Hi,
I came across the term "indeterministic cryptosystem" while
reading the paper "MIXes in Mobile Communications Systems : Location
Management with Privacy" by Federrath, Jerichow, and A. Pfitzmann.
http://www.semper.org/sirene/lit/abstr96.html#FeJP1_96
An "indeterministic cryptosystem" is defined there as one in which "equal
plaintext blocks are encrypted to different ciphertext blocks."
I didn't see a formal definition of the term in this paper, but they use
the property to prevent the attack where an adversary encrypts known
plaintext with a public key and compares it to outgoing messages.

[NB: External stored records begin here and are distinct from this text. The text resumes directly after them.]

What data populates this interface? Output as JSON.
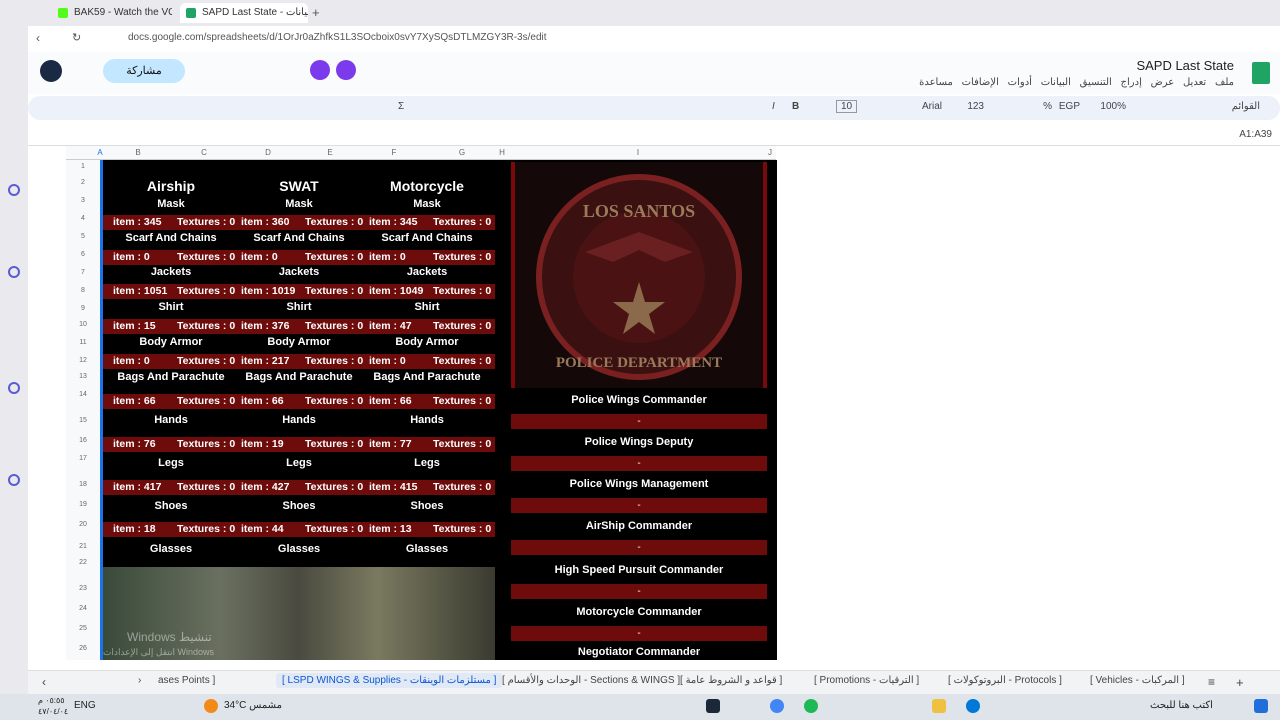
{
  "browser": {
    "tabs": [
      {
        "label": "BAK59 - Watch the VOD",
        "active": false,
        "color": "#53fc18"
      },
      {
        "label": "SAPD Last State - ل بيانات",
        "active": true,
        "color": "#1fa463"
      }
    ],
    "url": "docs.google.com/spreadsheets/d/1OrJr0aZhfkS1L3SOcboix0svY7XySQsDTLMZGY3R-3s/edit"
  },
  "doc": {
    "title": "SAPD Last State",
    "menu": "ملف  تعديل  عرض  إدراج  التنسيق  البيانات  أدوات  الإضافات  مساعدة",
    "share_label": "مشاركة",
    "menus_label": "القوائم",
    "zoom": "100%",
    "currency": "EGP",
    "percent": "%",
    "font": "Arial",
    "font_size": "10",
    "number_format": "123",
    "name_box": "A1:A39"
  },
  "columns": [
    "A",
    "B",
    "C",
    "D",
    "E",
    "F",
    "G",
    "H",
    "I",
    "J"
  ],
  "rows": [
    "1",
    "2",
    "3",
    "4",
    "5",
    "6",
    "7",
    "8",
    "9",
    "10",
    "11",
    "12",
    "13",
    "14",
    "15",
    "16",
    "17",
    "18",
    "19",
    "20",
    "21",
    "22",
    "23",
    "24",
    "25",
    "26"
  ],
  "supplies": {
    "headers": [
      "Airship",
      "SWAT",
      "Motorcycle"
    ],
    "item_prefix": "item : ",
    "textures_label": "Textures : ",
    "categories": [
      {
        "name": "Mask",
        "values": [
          [
            345,
            0
          ],
          [
            360,
            0
          ],
          [
            345,
            0
          ]
        ]
      },
      {
        "name": "Scarf And Chains",
        "values": [
          [
            0,
            0
          ],
          [
            0,
            0
          ],
          [
            0,
            0
          ]
        ]
      },
      {
        "name": "Jackets",
        "values": [
          [
            1051,
            0
          ],
          [
            1019,
            0
          ],
          [
            1049,
            0
          ]
        ]
      },
      {
        "name": "Shirt",
        "values": [
          [
            15,
            0
          ],
          [
            376,
            0
          ],
          [
            47,
            0
          ]
        ]
      },
      {
        "name": "Body Armor",
        "values": [
          [
            0,
            0
          ],
          [
            217,
            0
          ],
          [
            0,
            0
          ]
        ]
      },
      {
        "name": "Bags And Parachute",
        "values": [
          [
            66,
            0
          ],
          [
            66,
            0
          ],
          [
            66,
            0
          ]
        ]
      },
      {
        "name": "Hands",
        "values": [
          [
            76,
            0
          ],
          [
            19,
            0
          ],
          [
            77,
            0
          ]
        ]
      },
      {
        "name": "Legs",
        "values": [
          [
            417,
            0
          ],
          [
            427,
            0
          ],
          [
            415,
            0
          ]
        ]
      },
      {
        "name": "Shoes",
        "values": [
          [
            18,
            0
          ],
          [
            44,
            0
          ],
          [
            13,
            0
          ]
        ]
      },
      {
        "name": "Glasses",
        "values": []
      }
    ]
  },
  "badge": {
    "top": "LOS SANTOS",
    "bottom": "POLICE DEPARTMENT"
  },
  "roles": [
    {
      "title": "Police Wings Commander",
      "value": "-"
    },
    {
      "title": "Police Wings Deputy",
      "value": "-"
    },
    {
      "title": "Police Wings Management",
      "value": "-"
    },
    {
      "title": "AirShip Commander",
      "value": "-"
    },
    {
      "title": "High Speed Pursuit Commander",
      "value": "-"
    },
    {
      "title": "Motorcycle Commander",
      "value": "-"
    },
    {
      "title": "Negotiator Commander",
      "value": ""
    }
  ],
  "watermark": {
    "line1": "Windows تنشيط",
    "line2": "انتقل إلى الإعدادات لتنشيط Windows"
  },
  "sheet_tabs": [
    "ases Points ]",
    "[ LSPD WINGS & Supplies - مستلزمات الوينقات ]",
    "[ الوحدات والأقسام - Sections & WINGS ]",
    "[ قواعد و الشروط عامة ]",
    "[ Promotions - الترقيات ]",
    "[ البروتوكولات - Protocols ]",
    "[ Vehicles - المركبات ]"
  ],
  "taskbar": {
    "time": "٠٥:٥٥ م",
    "date": "٤٧/٠٤/٠٤",
    "lang": "ENG",
    "weather": "34°C  مشمس",
    "search": "اكتب هنا للبحث"
  }
}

I think
they may also mean such a cryptosystem prevents the marking attacks
detailed in "How to Break the Direct-RSA Implementation of MIXes" by B.
Pfitzmann and A. Pfitzmann
http://www.semper.org/sirene/lit/abstr90.html#PfPf_90
Anyway :
1) is the term "indeterministic cryptosystem" formally
defined anywhere?
2) has anyone followed up on "How to Break..." with a
characterization of what properties of a cryptosystem
are desirable for a mix-net? Off the top of my head,
the notion of "non-malleability" seems sufficient to
prevent the attacks mentioned in that paper.
You might also want a cryptosystem to be
what I call "recipient-hiding" -- a ciphertext gives
up no information about to whom it has been encrypted.
I am looking through the SIRENE collection of papers now, but I'm slightly
handicapped by the fact I don't know German. :-\ Any pointers appreciated.